AIの効率化効果は、期待通り負担を減らさないことが多い。
企業は導入前に測定せず、浮いた時間の使い道も決めない。
結果、報告された効果が実際のコスト削減に結び付かない。
何が起きたか
AIによる業務効率化の効果が、浮いた時間の使い道を企業が決めていないために消えてしまうことがある。例として、かつて15日かかった業務が15分で終わるようになったが、発生は年1回だけで、効果はほぼ無視できるとされる。
なぜ重要か
AI導入前に基準となる測定がない限り、報告される効果は誤解を招く。時間が生まれても、残業削減など使い道を誰も決めなければ、他の業務が静かにその隙間を埋め、損益計算書にコスト削減は表れない。国内企業はAI導入で生まれた時間の使い道を決めないと、効果が帳簿に表れない可能性がある。
注目点
記事は、内製化後にツールを解約するとコストが膨らむ恐れを警告する。保守作業は目に見えるライセンス料と違い残業時間に埋没し、セキュリティ監視や利用ガイドライン策定などの新業務も負担を増やし、効果から差し引かれないことが多い。

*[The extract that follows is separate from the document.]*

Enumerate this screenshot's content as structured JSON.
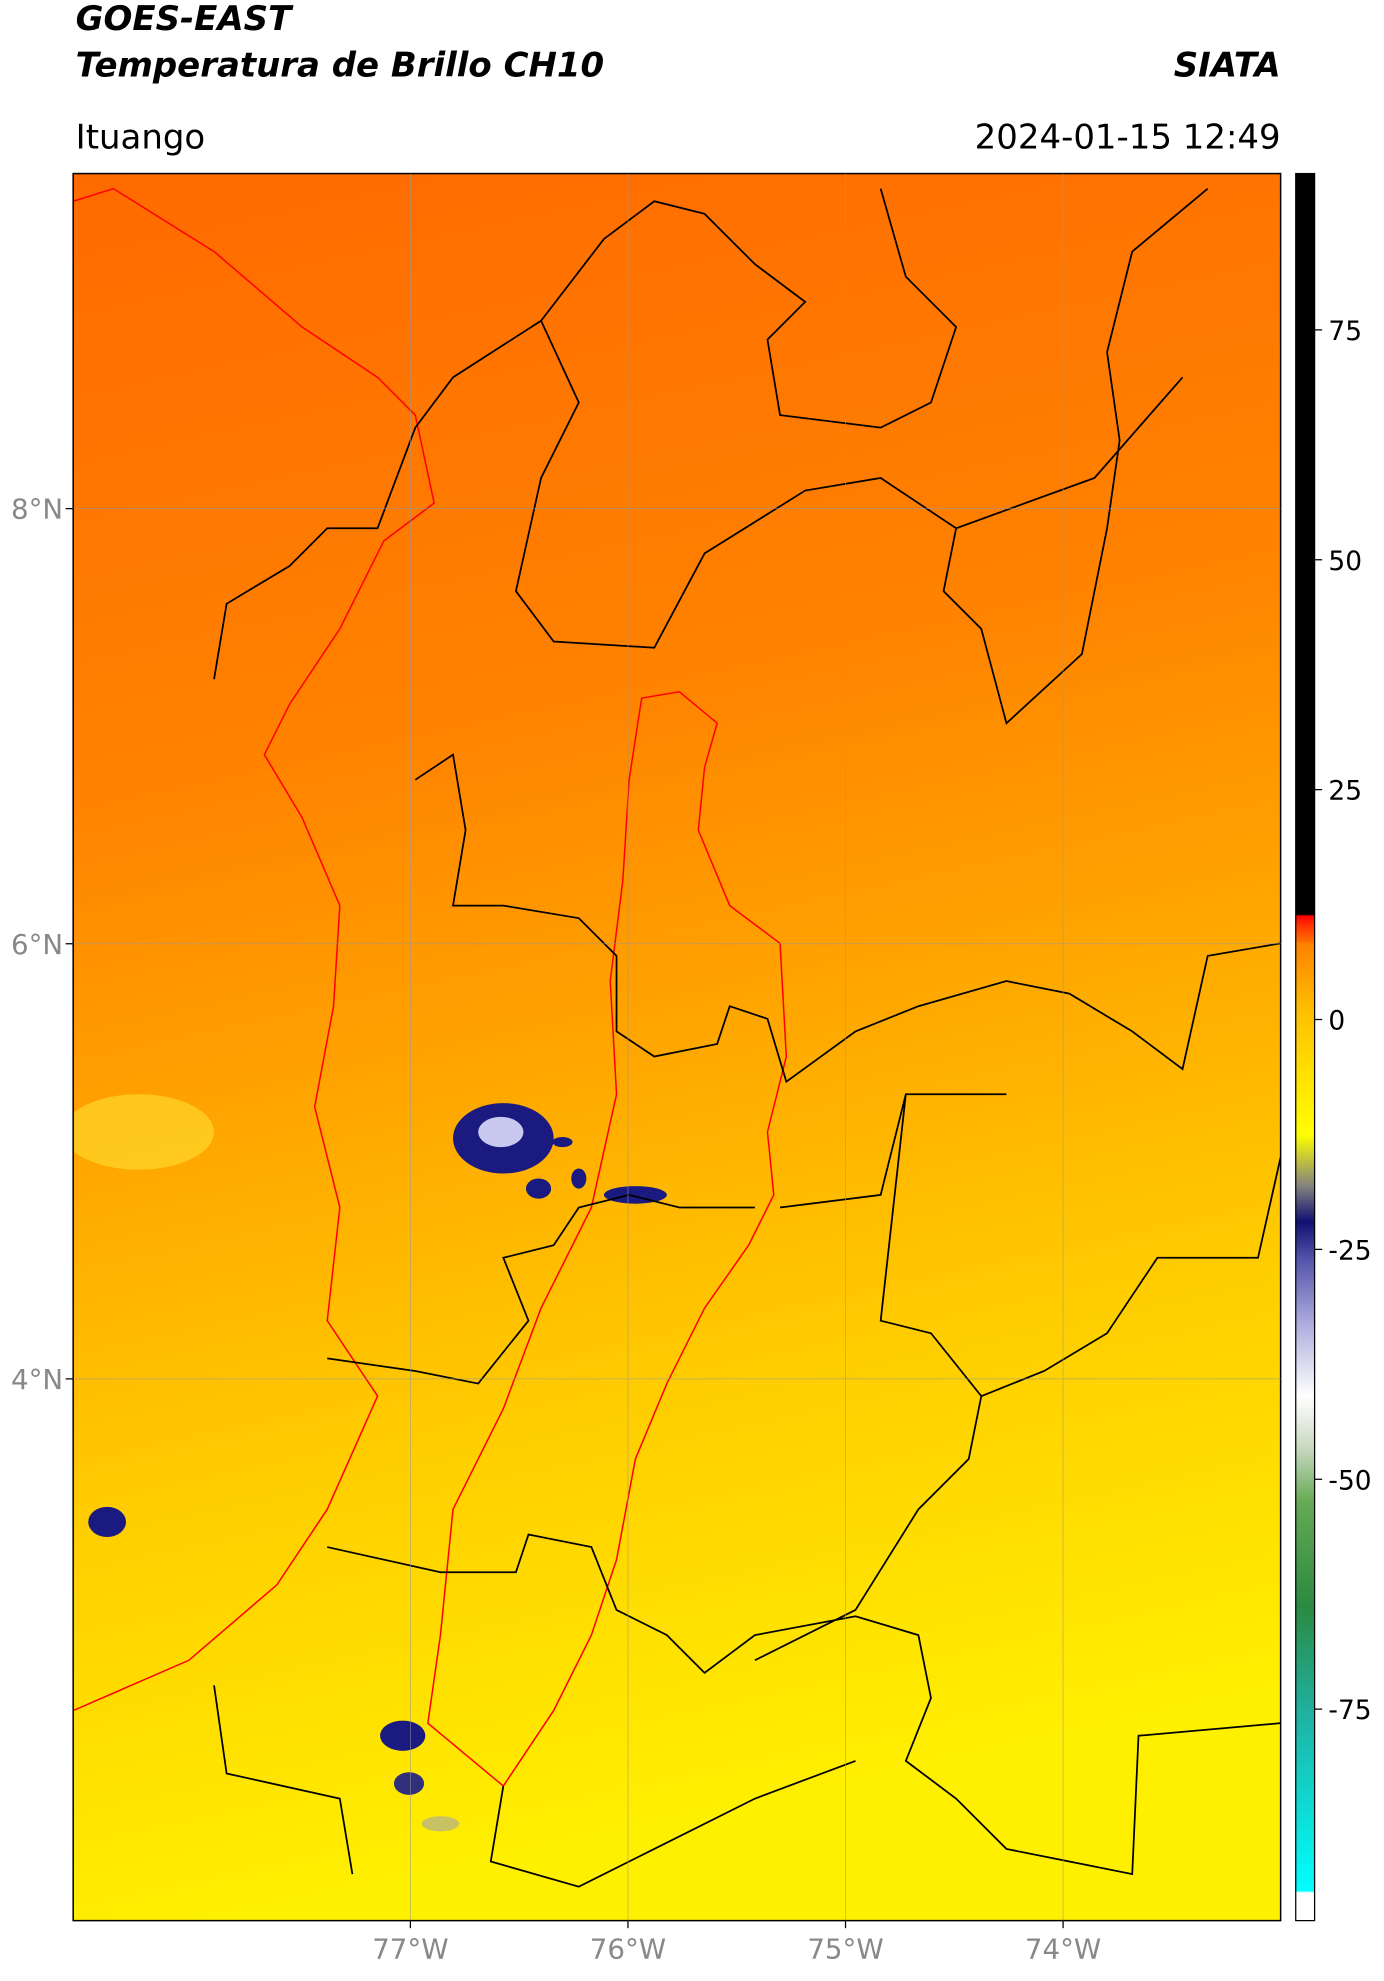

海外でAIによる人員削減のニュースが流れる一方、多くの職場では負担が減らない。著者は、問題はAIが機能しないことではなく、その効果が吸収されてしまうことだと主張する。測定の問題は基準の欠如から始まり、報告される効果は実際の負担軽減ではなく、測定しやすいものを反映していることが多い。
経営陣は人員やコストの改善を期待するが、現場は浮いた時間しか報告できない。合意された換算ルールがなければ、結果は行き詰まる。また、AIはポリシー策定やセキュリティ監視などの新業務を生み、これらが効率化の効果から差し引かれることはまれで、IT部門は以前より忙しくなる可能性がある。